With inflation soaring above 8 percent, Josh recalled the VWRFC’s demands that workers should be protected from exactly this turn of events.

“Our rank-and-file committee warned workers that we needed COLA [cost of living adjustment] protections in the contract. Now workers are getting killed with inflation. You see people tightening their belts. Guys are driving to work together to save on gas. You can tell things are getting bad. 

“Even the farmers out here have quit using fertilizer because it costs so much. Some of the fields that were once so pretty, now they’re filled with dandelions and weeds.”

Josh’s hostility to two of the major drivers of inflation—the war in Ukraine and the 2020 bank bailouts—was pronounced.

“The cash given to corporations [in the CARES Act of 2020] was a transfer of wealth, nothing else. All the money goes to the big dogs, and there’s nothing for the little guys. That’s the politicians too, who have their stocks and knew what was happening. They should be hanged.” 

Referring to the Biden administration’s escalating military confrontation with Russia, Josh said, “If you really dig into it, this is about resources, just like the US relationship with Saudi Arabia and the Iraq War. The US is planning to go after Russia’s stuff, its energy and mineral resources. It’s bad that the people in Ukraine are dying—but it is not the Russian people or even the Russian soldiers that are to blame. Most of the soldiers are just kids. 

“The way the media reports it the Russians are the bad guys, and the Ukrainians are the good guys. I tell my fellow workers to look at the background of this. I’m afraid my son is going to be dragged into another war that is not worth fighting.”

Josh also described a debacle of an “organizing drive” recently conducted by the UAW at the NRV facility, underscoring the widespread distrust workers have towards it. 

“The UAW is trying to unionize a plant that is building a new Volvo truck. The UAW International sent down some of its reps to hold a conference with the workers.”

While management initially told the UAW they could meet with workers on the shop floor itself, workers angrily rejected this, Josh said.

“Management told the workers, ‘Hey, guys, the union is here to talk to you about unionizing.’ The workers said, ‘What the hell is the UAW doing here? We moved to this plant to get away from them.’”

As a fallback, Volvo management permitted the UAW organizers to use an on-site conference room to meet with any interested workers. 

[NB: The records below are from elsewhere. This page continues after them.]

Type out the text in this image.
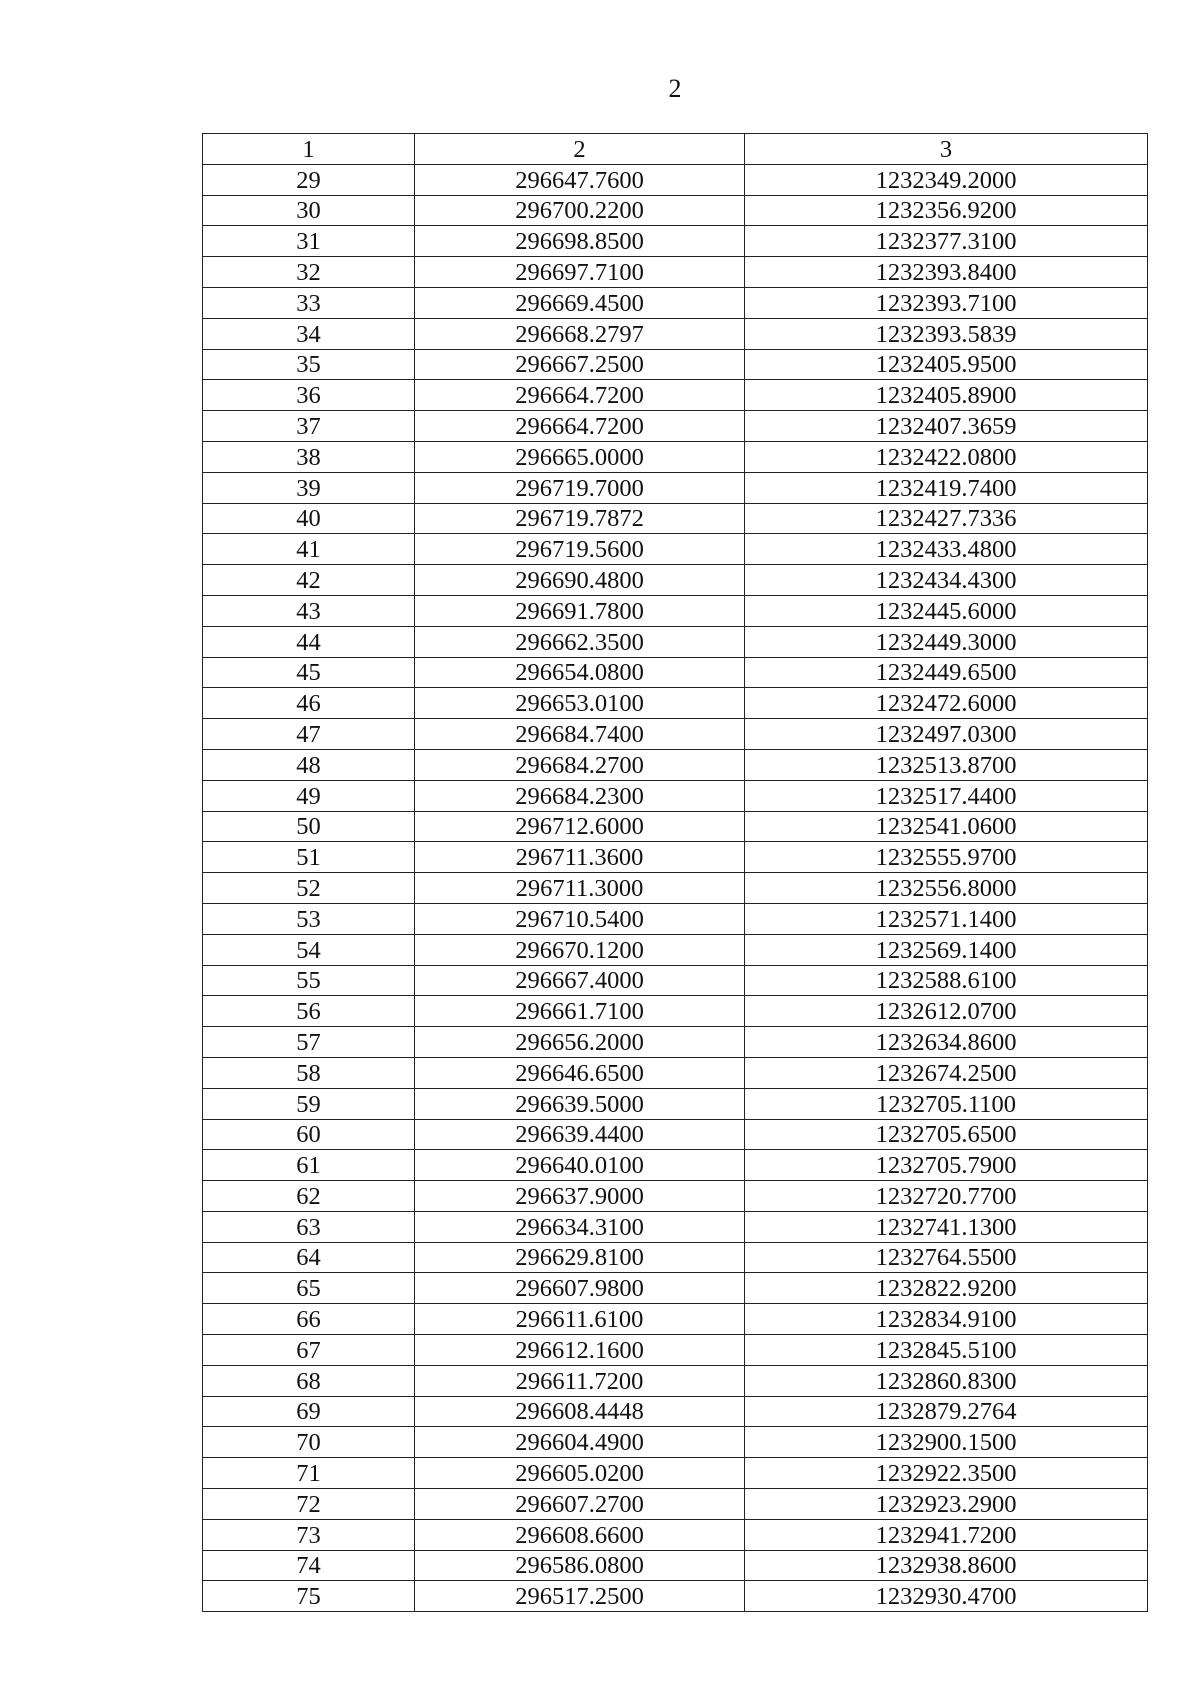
2
1	2	3
29	296647.7600	1232349.2000
30	296700.2200	1232356.9200
31	296698.8500	1232377.3100
32	296697.7100	1232393.8400
33	296669.4500	1232393.7100
34	296668.2797	1232393.5839
35	296667.2500	1232405.9500
36	296664.7200	1232405.8900
37	296664.7200	1232407.3659
38	296665.0000	1232422.0800
39	296719.7000	1232419.7400
40	296719.7872	1232427.7336
41	296719.5600	1232433.4800
42	296690.4800	1232434.4300
43	296691.7800	1232445.6000
44	296662.3500	1232449.3000
45	296654.0800	1232449.6500
46	296653.0100	1232472.6000
47	296684.7400	1232497.0300
48	296684.2700	1232513.8700
49	296684.2300	1232517.4400
50	296712.6000	1232541.0600
51	296711.3600	1232555.9700
52	296711.3000	1232556.8000
53	296710.5400	1232571.1400
54	296670.1200	1232569.1400
55	296667.4000	1232588.6100
56	296661.7100	1232612.0700
57	296656.2000	1232634.8600
58	296646.6500	1232674.2500
59	296639.5000	1232705.1100
60	296639.4400	1232705.6500
61	296640.0100	1232705.7900
62	296637.9000	1232720.7700
63	296634.3100	1232741.1300
64	296629.8100	1232764.5500
65	296607.9800	1232822.9200
66	296611.6100	1232834.9100
67	296612.1600	1232845.5100
68	296611.7200	1232860.8300
69	296608.4448	1232879.2764
70	296604.4900	1232900.1500
71	296605.0200	1232922.3500
72	296607.2700	1232923.2900
73	296608.6600	1232941.7200
74	296586.0800	1232938.8600
75	296517.2500	1232930.4700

“The workers didn’t want them there, and only three or four of the 68 workers showed up for their meeting. The non-union workers are being paid more than workers at my plant. They spend a little more on health care, but it is the same plan. And the non-union workers get weekends off. They wonder why workers don’t want to unionize.

“The jig is up for the UAW. Everybody knows they are for the company. That is why we built the Volvo Workers Rank-and-File Committee. With workers spending so much more to live, people are going to want to fight again.”